Unleashing dogs of war in Iraq has changed rules of engagement
NON-military security support is growing worldwide and the privatisation of war is becoming a popular theme after the Iraq conflict.
“The fact of the matter is that war will be privatised,” maintains a mercenary veteran of one of the Congo campaigns and of the calamitous, mercenary-led attempt to overthrow the Seychelles government in 1981.
“It’s not a question of ‘if’, but of ‘when’. More mercenary intervention happens in many trouble spots worldwide than is ever reported, much of it sponsored by seemingly innocent governments,” he says.
The octogenarian survivor of two Wild Geese expeditions declined to be identified because “you never break the skyline, no matter what”. Now whiling away his twilight years in his B&B and village pub in bucolic England, he reminisces on what it meant to fight other people’s battles.
“It’s like any other war,” he says, “except that you get paid better for fighting in it. It’s also tougher than any other army — strict discipline, relentless training and as dangerous as hell. Don’t expect the cavalry, because there is none.”
With so many paid-private soldiers, South Africa makes a good case study of whether or not police or the military should be government employees, but rather privateers, as they were known in the days when pirates sailed under the Jolly Roger flag.
Not only in South Africa is such privatisation of the fighting man gaining traction. Slowly and stealthily the fight is being taken into battlefields adorned not with national flags, but under the banners of private security firms.
Thehistoryofwar.com says the Seychelles episode illustrates how governments often sought to use mercenaries to carry out their goals with little risk of being incriminated, and points to the then-South African government letting the Seychelles-bound dogs of war off the leash.
“The conditions that allow such soldiers of fortune to thrive and operate not only still exist but are on the increase as the situation in Iraq and Afghanistan shows. Many of those listed as civilian contractors are in fact mercenaries and as the allied forces reduce their presence, such private armies are on the increase,” the website says.
The United Nations Human Rights Council, in its Universal Periodic Review, says private military and security companies are “the modern reincarnation of a long lineage of private providers of physical force: corsairs, privateers and mercenaries. Those who are armed can easily switch from a passive-defensive to active-offensive role. They can commit human rights violations and destabilise governments. They cannot be considered soldiers or supporting militias under international humanitarian law, since they are not part of the army or in the chain of command and often belong to a large number of different nationalities.”
Is that what is bothering Police Minister Nathi Mthethwa in the face of South Africa’s rapidly growing (at about 20% a year) private army of security guards and other nongovernment officers of the peace and public safety?

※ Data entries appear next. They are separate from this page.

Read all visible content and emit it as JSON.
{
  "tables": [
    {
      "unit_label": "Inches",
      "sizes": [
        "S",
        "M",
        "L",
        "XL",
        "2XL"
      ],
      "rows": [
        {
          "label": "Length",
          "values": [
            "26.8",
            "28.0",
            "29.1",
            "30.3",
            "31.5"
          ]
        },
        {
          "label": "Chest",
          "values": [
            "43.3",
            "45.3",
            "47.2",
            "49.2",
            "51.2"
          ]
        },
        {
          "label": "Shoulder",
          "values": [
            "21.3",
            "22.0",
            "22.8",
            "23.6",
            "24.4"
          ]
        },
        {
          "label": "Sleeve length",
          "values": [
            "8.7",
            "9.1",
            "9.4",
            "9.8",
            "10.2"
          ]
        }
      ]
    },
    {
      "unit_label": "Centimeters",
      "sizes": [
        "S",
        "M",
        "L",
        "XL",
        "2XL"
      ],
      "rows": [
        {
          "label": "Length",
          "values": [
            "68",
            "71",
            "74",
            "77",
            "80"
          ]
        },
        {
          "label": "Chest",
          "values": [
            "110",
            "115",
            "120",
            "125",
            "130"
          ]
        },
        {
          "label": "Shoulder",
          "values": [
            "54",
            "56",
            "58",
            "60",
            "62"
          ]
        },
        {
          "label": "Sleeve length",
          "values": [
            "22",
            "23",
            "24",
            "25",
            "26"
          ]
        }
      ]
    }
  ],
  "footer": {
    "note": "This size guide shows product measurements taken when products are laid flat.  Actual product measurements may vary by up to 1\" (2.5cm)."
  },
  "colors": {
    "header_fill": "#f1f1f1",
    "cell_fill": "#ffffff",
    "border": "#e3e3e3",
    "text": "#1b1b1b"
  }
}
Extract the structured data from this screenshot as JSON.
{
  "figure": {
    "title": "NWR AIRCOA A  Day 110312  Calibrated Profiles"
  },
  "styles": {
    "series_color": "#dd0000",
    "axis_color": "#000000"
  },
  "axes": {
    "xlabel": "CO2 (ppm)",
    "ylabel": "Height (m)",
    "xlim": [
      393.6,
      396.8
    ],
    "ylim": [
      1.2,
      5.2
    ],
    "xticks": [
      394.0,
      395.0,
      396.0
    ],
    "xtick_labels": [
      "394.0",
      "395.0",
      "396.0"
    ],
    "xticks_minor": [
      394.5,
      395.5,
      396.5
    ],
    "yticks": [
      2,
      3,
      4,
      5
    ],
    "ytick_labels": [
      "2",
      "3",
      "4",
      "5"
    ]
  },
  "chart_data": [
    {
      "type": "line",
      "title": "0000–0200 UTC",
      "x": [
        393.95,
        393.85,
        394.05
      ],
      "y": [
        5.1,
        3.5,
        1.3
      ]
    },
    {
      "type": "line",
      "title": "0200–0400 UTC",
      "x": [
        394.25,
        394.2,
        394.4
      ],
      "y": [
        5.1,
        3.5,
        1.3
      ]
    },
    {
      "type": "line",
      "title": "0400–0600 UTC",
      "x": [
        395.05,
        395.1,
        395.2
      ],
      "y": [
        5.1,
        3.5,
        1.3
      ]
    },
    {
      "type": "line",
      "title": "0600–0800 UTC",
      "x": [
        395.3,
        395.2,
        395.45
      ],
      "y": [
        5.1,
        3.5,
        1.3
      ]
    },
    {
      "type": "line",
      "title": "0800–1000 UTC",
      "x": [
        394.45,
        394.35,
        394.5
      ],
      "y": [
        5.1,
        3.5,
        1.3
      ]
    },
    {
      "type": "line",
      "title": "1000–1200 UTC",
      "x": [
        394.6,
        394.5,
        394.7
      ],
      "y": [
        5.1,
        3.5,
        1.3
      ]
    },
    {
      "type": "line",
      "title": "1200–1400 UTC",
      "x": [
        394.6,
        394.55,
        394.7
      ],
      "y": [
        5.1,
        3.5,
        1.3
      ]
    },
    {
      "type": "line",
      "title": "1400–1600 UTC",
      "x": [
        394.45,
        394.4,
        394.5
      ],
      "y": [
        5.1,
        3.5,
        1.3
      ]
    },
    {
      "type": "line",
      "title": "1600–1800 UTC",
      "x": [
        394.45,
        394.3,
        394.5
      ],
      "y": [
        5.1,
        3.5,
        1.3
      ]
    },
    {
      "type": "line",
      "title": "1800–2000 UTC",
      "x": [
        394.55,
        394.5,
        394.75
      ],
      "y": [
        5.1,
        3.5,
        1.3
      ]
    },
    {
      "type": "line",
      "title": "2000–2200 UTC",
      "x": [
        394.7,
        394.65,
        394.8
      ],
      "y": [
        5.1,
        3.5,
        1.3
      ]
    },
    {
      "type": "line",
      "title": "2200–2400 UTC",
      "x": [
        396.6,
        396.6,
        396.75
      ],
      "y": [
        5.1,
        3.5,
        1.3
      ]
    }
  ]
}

Jose Gomez del Prado, chairman of the UN Working Group on the Use of Mercenaries as a Means of Violating Human Rights, says “the new security industry of private companies moves large quantities of weapons and military equipment. It provides services for military operations recruiting former militaries as civilians to carry out passive or defensive security”. Mercenaries had practically disappeared in the 19th and early 20th centuries.
They reappeared in the 1960s during the decolonisation period mainly in Africa and Asia. The UN adopted a convention which outlaws their activities.
“The issue is that these individuals cannot be considered civilians, given that they often carry and use weapons, interrogate prisoners, load bombs, drive military trucks and fulfil other essential military functions,” Mr Del Prado says.
The Iraq war might best be remembered as the military Rubicon that announced the arrival of the privatisation of war. The milestone came when contractors hired by the Pentagon outnumbered troops on the ground at various points.
By 2008, the US defence department employed 155,826 private contractors in Iraq and 152,275 troops.
This degree of privatisation is unprecedented in modern warfare. The outsourcing continued in Afghanistan, with 94,413 private security contractors in 2010 compared with 91,600 US troops.
The British government is following suit. Last year, the British defence ministry announced that army numbers would shrink from 102,000 to 82,000 in eight years. To make up the difference the army will use “more systematically the skills available in the reserve and … contractors”.
Will South African state security forces go the same way? The Institute for Security Studies’ Dr Johan Burger says it is unthinkable that South Africa’s military or state security could be privatised, or outsourced.
“The state can never abdicate its responsibility to protect itself. It could reduce its permanent force numbers, but it will always maintain a government-controlled force. It would be political suicide to do otherwise.”